We will train each model on the training data and evaluate it on the test data.

In [None]:
# AdaBoost Model
adaboost_model = AdaBoostClassifier(n_estimators=50, random_state=42)
adaboost_model.fit(X_train, y_train)

# Gradient Boosting Model
gradientboosting_model = GradientBoostingClassifier(n_estimators=50, random_state=42)
gradientboosting_model.fit(X_train, y_train)

# XGBoost Model
xgb_model = xgb.XGBClassifier(n_estimators=50, random_state=42)
xgb_model.fit(X_train, y_train)

### Step 4: Evaluate the Models

We will evaluate the performance of each model using the confusion matrix and classification report.

1. **Confusion Matrix**: Visualize the model's classification results.
2. **Classification Report**: Show detailed metrics such as precision, recall, and F1-score.

In [None]:
# Function to plot confusion matrix
def plot_confusion_matrix(cm, title="Confusion Matrix"):
    plt.figure(figsize=(5, 4))
    sns.heatmap(cm, annot=True, fmt='d', cmap='Blues', xticklabels=['Benign', 'Malignant'], yticklabels=['Benign', 'Malignant'])
    plt.xlabel('Predicted')
    plt.ylabel('Actual')
    plt.title(title)
    plt.show()

# AdaBoost Evaluation
y_pred_adaboost = adaboost_model.predict(X_test)
cm_adaboost = confusion_matrix(y_test, y_pred_adaboost)
print("AdaBoost Classification Report:")
print(classification_report(y_test, y_pred_adaboost))
plot_confusion_matrix(cm_adaboost, title="AdaBoost Confusion Matrix")

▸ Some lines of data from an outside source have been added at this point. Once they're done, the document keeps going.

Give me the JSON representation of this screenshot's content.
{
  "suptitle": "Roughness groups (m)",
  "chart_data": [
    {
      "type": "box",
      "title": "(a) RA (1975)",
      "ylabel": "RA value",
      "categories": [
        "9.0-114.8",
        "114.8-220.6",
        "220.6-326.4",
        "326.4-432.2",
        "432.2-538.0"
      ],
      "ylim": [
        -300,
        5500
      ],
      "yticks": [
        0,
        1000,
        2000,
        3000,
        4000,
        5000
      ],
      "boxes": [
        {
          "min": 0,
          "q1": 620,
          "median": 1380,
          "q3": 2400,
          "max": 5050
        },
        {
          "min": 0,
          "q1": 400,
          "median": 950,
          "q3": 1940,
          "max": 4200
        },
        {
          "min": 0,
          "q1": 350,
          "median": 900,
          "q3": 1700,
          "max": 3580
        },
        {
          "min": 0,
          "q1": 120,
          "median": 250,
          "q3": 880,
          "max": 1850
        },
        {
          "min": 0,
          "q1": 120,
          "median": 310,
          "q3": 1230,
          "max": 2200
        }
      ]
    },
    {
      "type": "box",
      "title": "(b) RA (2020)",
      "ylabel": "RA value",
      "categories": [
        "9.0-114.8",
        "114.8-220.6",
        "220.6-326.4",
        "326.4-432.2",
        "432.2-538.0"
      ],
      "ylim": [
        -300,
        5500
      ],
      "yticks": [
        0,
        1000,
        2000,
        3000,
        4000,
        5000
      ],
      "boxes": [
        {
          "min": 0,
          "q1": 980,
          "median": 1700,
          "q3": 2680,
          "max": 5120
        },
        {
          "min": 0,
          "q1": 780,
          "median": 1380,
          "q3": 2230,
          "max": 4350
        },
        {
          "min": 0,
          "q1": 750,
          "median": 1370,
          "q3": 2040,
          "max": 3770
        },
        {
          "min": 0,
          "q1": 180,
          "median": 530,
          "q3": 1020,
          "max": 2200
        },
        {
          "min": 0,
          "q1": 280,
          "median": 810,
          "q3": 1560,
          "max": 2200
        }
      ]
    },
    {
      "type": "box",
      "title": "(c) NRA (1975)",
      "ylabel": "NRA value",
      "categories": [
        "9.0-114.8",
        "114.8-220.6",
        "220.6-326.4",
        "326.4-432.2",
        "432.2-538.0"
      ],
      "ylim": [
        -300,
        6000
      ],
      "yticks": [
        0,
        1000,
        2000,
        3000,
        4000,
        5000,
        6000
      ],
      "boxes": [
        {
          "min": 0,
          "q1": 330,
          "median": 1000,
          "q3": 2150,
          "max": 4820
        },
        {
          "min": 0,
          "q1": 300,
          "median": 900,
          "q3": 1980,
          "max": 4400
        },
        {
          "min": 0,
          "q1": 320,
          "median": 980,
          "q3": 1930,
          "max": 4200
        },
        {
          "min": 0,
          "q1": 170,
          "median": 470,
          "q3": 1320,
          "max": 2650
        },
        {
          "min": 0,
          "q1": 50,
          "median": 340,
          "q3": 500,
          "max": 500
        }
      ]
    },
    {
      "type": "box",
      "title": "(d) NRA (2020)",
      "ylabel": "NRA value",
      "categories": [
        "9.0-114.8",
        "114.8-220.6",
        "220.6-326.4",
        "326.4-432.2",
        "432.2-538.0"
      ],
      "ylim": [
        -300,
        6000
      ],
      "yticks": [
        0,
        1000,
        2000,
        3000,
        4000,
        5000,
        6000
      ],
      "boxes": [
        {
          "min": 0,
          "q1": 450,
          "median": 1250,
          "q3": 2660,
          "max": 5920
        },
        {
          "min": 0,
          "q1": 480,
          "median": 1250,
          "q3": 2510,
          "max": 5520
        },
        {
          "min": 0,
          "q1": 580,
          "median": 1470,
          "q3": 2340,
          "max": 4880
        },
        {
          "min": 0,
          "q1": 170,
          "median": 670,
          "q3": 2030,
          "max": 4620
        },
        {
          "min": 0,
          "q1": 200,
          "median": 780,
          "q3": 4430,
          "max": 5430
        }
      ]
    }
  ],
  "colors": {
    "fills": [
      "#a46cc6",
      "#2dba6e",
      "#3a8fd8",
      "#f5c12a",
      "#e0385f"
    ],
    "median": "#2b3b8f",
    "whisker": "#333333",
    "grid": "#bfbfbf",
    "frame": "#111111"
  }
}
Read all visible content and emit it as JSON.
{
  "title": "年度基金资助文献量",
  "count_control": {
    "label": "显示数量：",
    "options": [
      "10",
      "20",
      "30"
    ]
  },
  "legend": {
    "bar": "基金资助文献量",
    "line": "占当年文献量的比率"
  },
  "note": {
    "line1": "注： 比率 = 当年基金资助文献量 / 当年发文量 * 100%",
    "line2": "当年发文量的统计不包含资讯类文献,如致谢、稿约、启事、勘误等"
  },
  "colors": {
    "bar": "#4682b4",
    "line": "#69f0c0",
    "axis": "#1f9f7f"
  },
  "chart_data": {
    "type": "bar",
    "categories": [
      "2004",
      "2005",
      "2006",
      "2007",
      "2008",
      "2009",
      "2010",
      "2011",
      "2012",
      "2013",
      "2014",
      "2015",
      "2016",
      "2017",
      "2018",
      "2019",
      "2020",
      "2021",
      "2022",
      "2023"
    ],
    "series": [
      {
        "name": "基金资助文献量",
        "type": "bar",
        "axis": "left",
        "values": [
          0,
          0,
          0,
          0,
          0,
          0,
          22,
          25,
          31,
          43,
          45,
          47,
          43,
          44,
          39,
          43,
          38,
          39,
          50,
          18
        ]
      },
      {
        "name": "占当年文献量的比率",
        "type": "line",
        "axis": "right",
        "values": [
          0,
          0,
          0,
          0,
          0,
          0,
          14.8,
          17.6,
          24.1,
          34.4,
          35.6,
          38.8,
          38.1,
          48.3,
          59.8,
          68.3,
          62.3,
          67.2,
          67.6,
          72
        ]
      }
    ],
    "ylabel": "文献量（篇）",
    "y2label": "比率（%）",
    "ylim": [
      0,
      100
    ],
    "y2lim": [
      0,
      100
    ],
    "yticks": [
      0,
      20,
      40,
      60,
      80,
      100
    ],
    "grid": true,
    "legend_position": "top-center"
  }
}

# Gradient Boosting Evaluation
y_pred_gradientboosting = gradientboosting_model.predict(X_test)
cm_gradientboosting = confusion_matrix(y_test, y_pred_gradientboosting)
print("Gradient Boosting Classification Report:")
print(classification_report(y_test, y_pred_gradientboosting))
plot_confusion_matrix(cm_gradientboosting, title="Gradient Boosting Confusion Matrix")

# XGBoost Evaluation
y_pred_xgb = xgb_model.predict(X_test)
cm_xgb = confusion_matrix(y_test, y_pred_xgb)
print("XGBoost Classification Report:")
print(classification_report(y_test, y_pred_xgb))
plot_confusion_matrix(cm_xgb, title="XGBoost Confusion Matrix")

### Summary

In this notebook, we demonstrated how to:
1. Load and preprocess the Breast Cancer dataset.
2. Train three boosting models: AdaBoost, Gradient Boosting, and XGBoost.
3. Evaluate the models' performance using confusion matrices and classification reports.

This example showcases the power of different boosting algorithms in binary classification tasks and how they can be evaluated in terms of accuracy, precision, recall, and F1-score.